As part of our ongoing coverage of paid leave, we're rounding up the most important news from the week. Here's what you need to know about paid leave, working parents, and child care in the United States and abroad.
Can paid leave policies be too generous? Family-friendly policies in some countries outside the U.S. have succeeded in getting more women into the workplace—but may end up leaving them stuck in dead-end jobs, The New York Times writes.
Swedish dads have the answer. If maternity-leave policies have a downside, then the solution may be to craft policies that push men to take off work, Slate and Quartz both argue. And as always Sweden is leading the pack: Swedish fathers already get two months of paid paternity leave, and the government just announced this week that it’s adding a third month that dads can either use or lose.

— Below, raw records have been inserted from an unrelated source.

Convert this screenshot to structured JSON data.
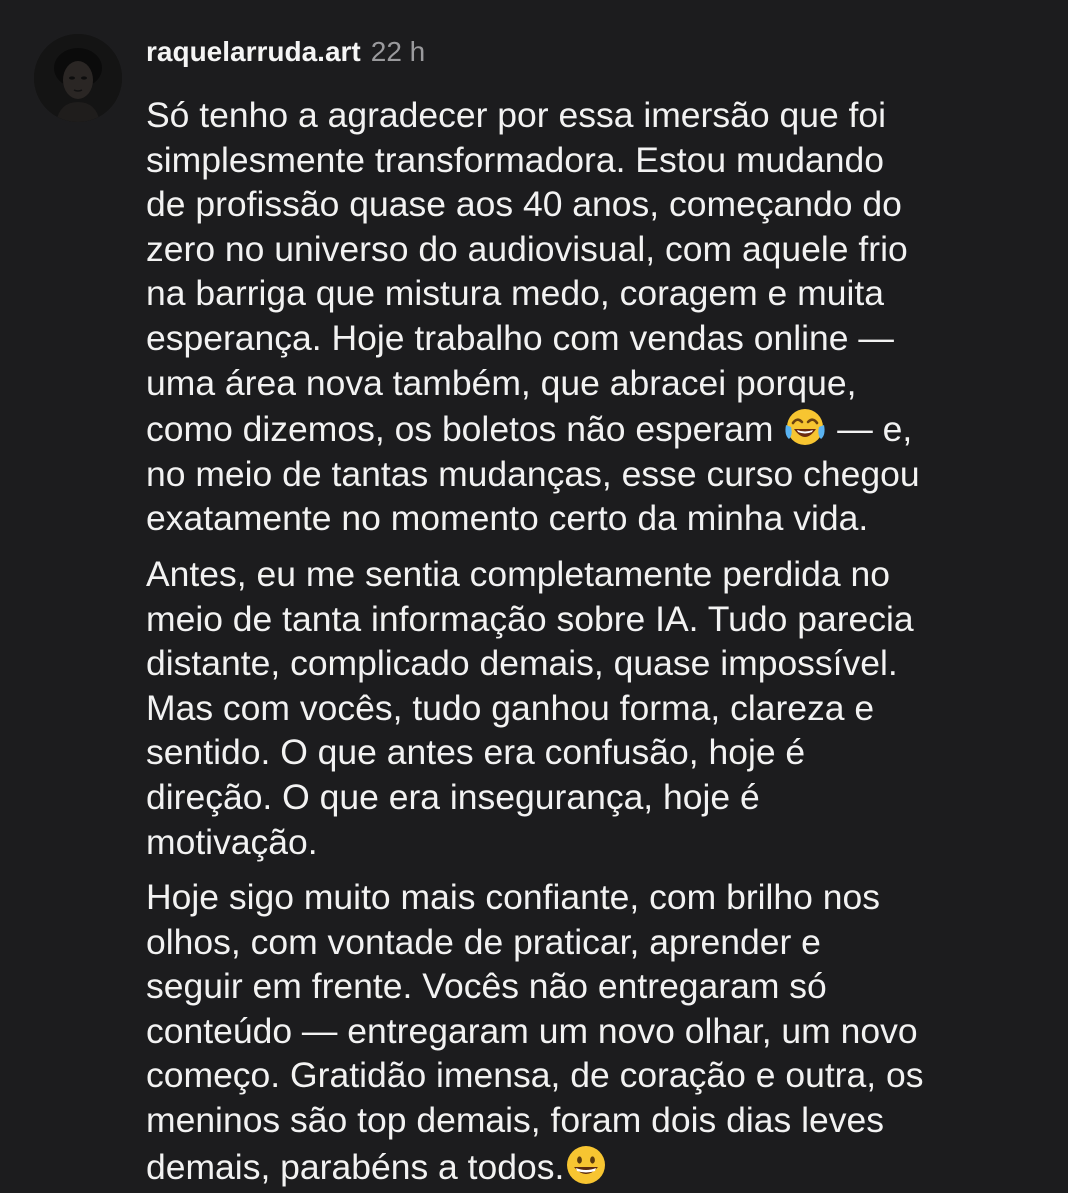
{
  "comment": {
    "username": "raquelarruda.art",
    "timestamp": "22 h",
    "avatar_icon": "profile-photo-avatar",
    "paragraphs": [
      {
        "lines": [
          "Só tenho a agradecer por essa imersão que foi",
          "simplesmente transformadora. Estou mudando",
          "de profissão quase aos 40 anos, começando do",
          "zero no universo do audiovisual, com aquele frio",
          "na barriga que mistura medo, coragem e muita",
          "esperança. Hoje trabalho com vendas online —",
          "uma área nova também, que abracei porque,"
        ],
        "emoji_line_before": "como dizemos, os boletos não esperam",
        "emoji_line_after": " — e,",
        "emoji_icon": "tears-of-joy-emoji",
        "lines_after": [
          "no meio de tantas mudanças, esse curso chegou",
          "exatamente no momento certo da minha vida."
        ]
      },
      {
        "lines": [
          "Antes, eu me sentia completamente perdida no",
          "meio de tanta informação sobre IA. Tudo parecia",
          "distante, complicado demais, quase impossível.",
          "Mas com vocês, tudo ganhou forma, clareza e",
          "sentido. O que antes era confusão, hoje é",
          "direção. O que era insegurança, hoje é",
          "motivação."
        ]
      },
      {
        "lines": [
          "Hoje sigo muito mais confiante, com brilho nos",
          "olhos, com vontade de praticar, aprender e",
          "seguir em frente. Vocês não entregaram só",
          "conteúdo — entregaram um novo olhar, um novo",
          "começo. Gratidão imensa, de coração e outra, os",
          "meninos são top demais, foram dois dias leves"
        ],
        "emoji_line_before": "demais, parabéns a todos.",
        "emoji_icon": "grinning-face-emoji"
      }
    ]
  },
  "colors": {
    "background": "#1c1c1e",
    "text": "#f2f2f2",
    "timestamp": "#9a9a9d",
    "emoji_yellow": "#f7c531"
  }
}
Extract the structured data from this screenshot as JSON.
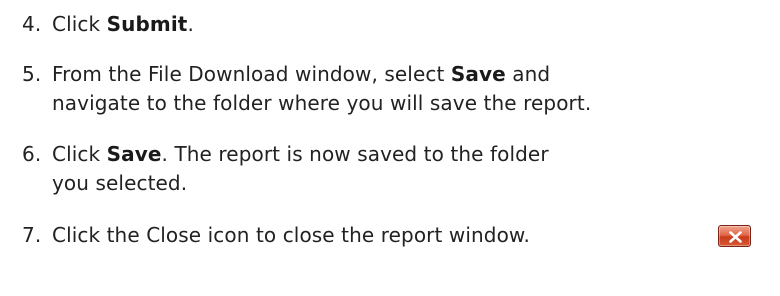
{
  "steps": [
    {
      "number": "4.",
      "before": "Click ",
      "bold": "Submit",
      "after": "."
    },
    {
      "number": "5.",
      "before": "From the File Download window, select ",
      "bold": "Save",
      "after": " and",
      "line2": "navigate to the folder where you will save the report."
    },
    {
      "number": "6.",
      "before": "Click ",
      "bold": "Save",
      "after": ". The report is now saved to the folder",
      "line2": "you selected."
    },
    {
      "number": "7.",
      "text": "Click the Close icon to close the report window."
    }
  ],
  "icons": {
    "close": "close-icon",
    "close_color": "#d9512c"
  }
}
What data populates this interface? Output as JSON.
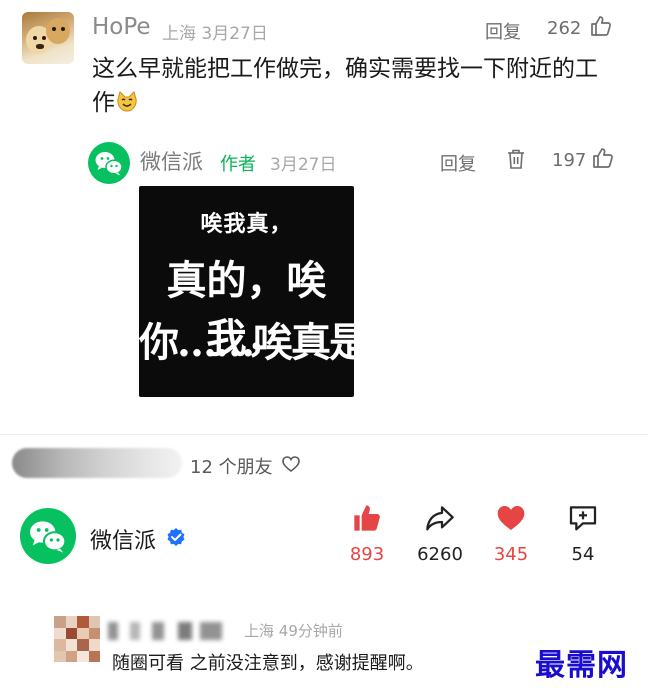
{
  "top_comment": {
    "author": "HoPe",
    "location": "上海",
    "date": "3月27日",
    "reply_label": "回复",
    "likes": "262",
    "text": "这么早就能把工作做完，确实需要找一下附近的工作"
  },
  "author_reply": {
    "author": "微信派",
    "author_tag": "作者",
    "date": "3月27日",
    "reply_label": "回复",
    "likes": "197",
    "meme_lines": [
      "唉我真，",
      "真的，唉我，",
      "你……唉真是"
    ]
  },
  "friends": {
    "label": "12 个朋友"
  },
  "account": {
    "name": "微信派",
    "actions": [
      {
        "icon": "thumbs-up-filled-icon",
        "count": "893",
        "color": "#e64545"
      },
      {
        "icon": "share-arrow-icon",
        "count": "6260",
        "color": "#222222"
      },
      {
        "icon": "heart-filled-icon",
        "count": "345",
        "color": "#e64545"
      },
      {
        "icon": "comment-plus-icon",
        "count": "54",
        "color": "#222222"
      }
    ]
  },
  "bottom_comment": {
    "location": "上海",
    "time": "49分钟前",
    "text": "随圈可看 之前没注意到，感谢提醒啊。"
  },
  "watermark": "最需网",
  "colors": {
    "wechat_green": "#07c160",
    "accent_red": "#e64545",
    "verified_blue": "#1f72ff"
  }
}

Ideas not worth spreading. An entrepreneur who brought her five-month-old baby to the TEDWomen conference in California was asked to leave, because the event, dedicated to female empowerment, has a “no children” policy.

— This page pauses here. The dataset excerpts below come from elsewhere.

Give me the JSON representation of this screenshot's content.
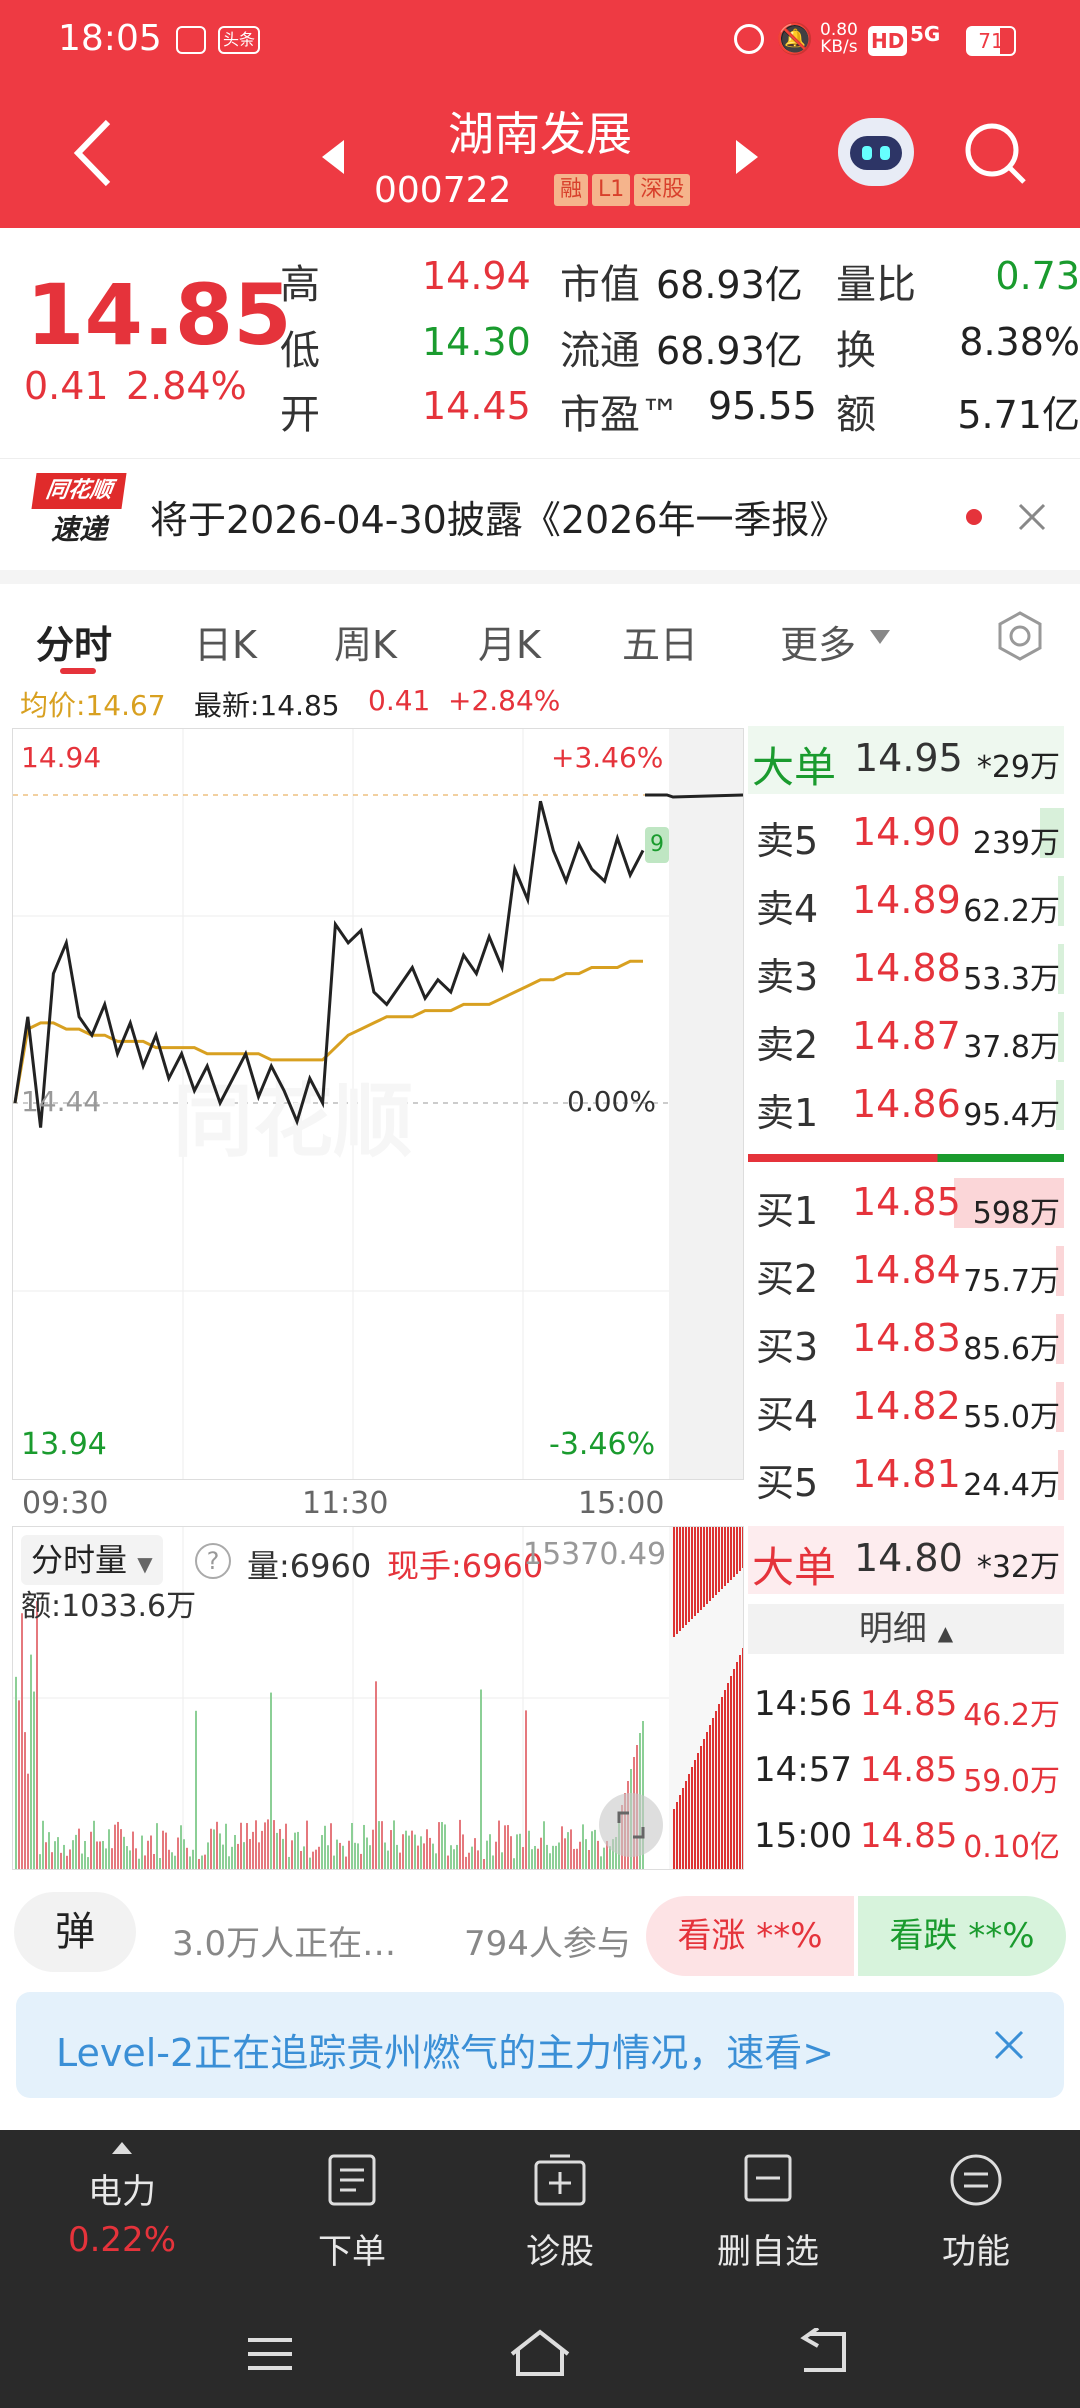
{
  "status": {
    "time": "18:05",
    "net_speed_top": "0.80",
    "net_speed_unit": "KB/s",
    "hd": "HD",
    "network": "5G",
    "battery": "71",
    "notif1": "头条"
  },
  "header": {
    "stock_name": "湖南发展",
    "stock_code": "000722",
    "tags": [
      "融",
      "L1",
      "深股"
    ]
  },
  "quote": {
    "price": "14.85",
    "change": "0.41",
    "change_pct": "2.84%",
    "high_label": "高",
    "high": "14.94",
    "low_label": "低",
    "low": "14.30",
    "open_label": "开",
    "open": "14.45",
    "mcap_label": "市值",
    "mcap": "68.93亿",
    "float_label": "流通",
    "float": "68.93亿",
    "pe_label": "市盈™",
    "pe": "95.55",
    "vr_label": "量比",
    "vr": "0.73",
    "turn_label": "换",
    "turn": "8.38%",
    "amt_label": "额",
    "amt": "5.71亿"
  },
  "notice": {
    "logo_top": "同花顺",
    "logo_bottom": "速递",
    "text": "将于2026-04-30披露《2026年一季报》"
  },
  "tabs": [
    "分时",
    "日K",
    "周K",
    "月K",
    "五日",
    "更多"
  ],
  "chart_info": {
    "avg_label": "均价:14.67",
    "latest_label": "最新:14.85",
    "chg": "0.41",
    "chg_pct": "+2.84%"
  },
  "chart_labels": {
    "top_price": "14.94",
    "top_pct": "+3.46%",
    "mid_price": "14.44",
    "mid_pct": "0.00%",
    "bot_price": "13.94",
    "bot_pct": "-3.46%",
    "t1": "09:30",
    "t2": "11:30",
    "t3": "15:00",
    "watermark": "同花顺",
    "marker": "9"
  },
  "chart_data": {
    "type": "line",
    "x_range": [
      "09:30",
      "15:00"
    ],
    "ylim": [
      13.94,
      14.94
    ],
    "y_ref": 14.44,
    "series": [
      {
        "values": [
          14.44,
          14.58,
          14.4,
          14.65,
          14.7,
          14.58,
          14.55,
          14.6,
          14.52,
          14.57,
          14.5,
          14.55,
          14.48,
          14.52,
          14.46,
          14.5,
          14.44,
          14.48,
          14.52,
          14.45,
          14.5,
          14.46,
          14.41,
          14.48,
          14.44,
          14.73,
          14.7,
          14.72,
          14.62,
          14.6,
          14.63,
          14.66,
          14.61,
          14.64,
          14.62,
          14.68,
          14.65,
          14.71,
          14.66,
          14.82,
          14.77,
          14.93,
          14.85,
          14.8,
          14.86,
          14.82,
          14.8,
          14.87,
          14.81,
          14.85
        ]
      },
      {
        "values": [
          14.44,
          14.56,
          14.57,
          14.57,
          14.56,
          14.56,
          14.55,
          14.55,
          14.54,
          14.54,
          14.54,
          14.53,
          14.53,
          14.53,
          14.53,
          14.52,
          14.52,
          14.52,
          14.52,
          14.52,
          14.51,
          14.51,
          14.51,
          14.51,
          14.51,
          14.53,
          14.55,
          14.56,
          14.57,
          14.58,
          14.58,
          14.58,
          14.59,
          14.59,
          14.59,
          14.6,
          14.6,
          14.6,
          14.61,
          14.62,
          14.63,
          14.64,
          14.64,
          14.65,
          14.65,
          14.66,
          14.66,
          14.66,
          14.67,
          14.67
        ]
      }
    ]
  },
  "orderbook": {
    "big_sell_label": "大单",
    "big_sell_px": "14.95",
    "big_sell_vol": "*29万",
    "asks": [
      {
        "label": "卖5",
        "px": "14.90",
        "vol": "239万",
        "bar": 0.08
      },
      {
        "label": "卖4",
        "px": "14.89",
        "vol": "62.2万",
        "bar": 0.02
      },
      {
        "label": "卖3",
        "px": "14.88",
        "vol": "53.3万",
        "bar": 0.02
      },
      {
        "label": "卖2",
        "px": "14.87",
        "vol": "37.8万",
        "bar": 0.02
      },
      {
        "label": "卖1",
        "px": "14.86",
        "vol": "95.4万",
        "bar": 0.03
      }
    ],
    "bids": [
      {
        "label": "买1",
        "px": "14.85",
        "vol": "598万",
        "bar": 0.21
      },
      {
        "label": "买2",
        "px": "14.84",
        "vol": "75.7万",
        "bar": 0.02
      },
      {
        "label": "买3",
        "px": "14.83",
        "vol": "85.6万",
        "bar": 0.02
      },
      {
        "label": "买4",
        "px": "14.82",
        "vol": "55.0万",
        "bar": 0.02
      },
      {
        "label": "买5",
        "px": "14.81",
        "vol": "24.4万",
        "bar": 0.01
      }
    ],
    "big_buy_label": "大单",
    "big_buy_px": "14.80",
    "big_buy_vol": "*32万"
  },
  "volume": {
    "selector": "分时量",
    "vol": "量:6960",
    "hand": "现手:6960",
    "max": "15370.49",
    "amount": "额:1033.6万"
  },
  "ticks": {
    "header": "明细",
    "rows": [
      {
        "t": "14:56",
        "px": "14.85",
        "v": "46.2万"
      },
      {
        "t": "14:57",
        "px": "14.85",
        "v": "59.0万"
      },
      {
        "t": "15:00",
        "px": "14.85",
        "v": "0.10亿"
      }
    ]
  },
  "social": {
    "danmu": "弹",
    "watching": "3.0万人正在…",
    "participants": "794人参与",
    "up_label": "看涨 **%",
    "down_label": "看跌 **%"
  },
  "promo": {
    "text": "Level-2正在追踪贵州燃气的主力情况，速看>"
  },
  "bottom": {
    "sector": "电力",
    "sector_pct": "0.22%",
    "order": "下单",
    "diagnose": "诊股",
    "remove": "删自选",
    "function": "功能"
  }
}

The Obama administration stumps for paid leave. Labor Secretary Tom Perez is on a nationwide tour to promote paid family leave, stopping in Minnesota and New Hampshire.
Paid leave is working in Rhode Island. It's been over a year since Rhode Island passed its family leave bill, and the state's largest employer says its been a "non-issue," while beneficiaries—about 5,000 people have taken paid leave so far—say things like, "It was just such a stress reliever, knowing there was going to be money to help us pay the bills."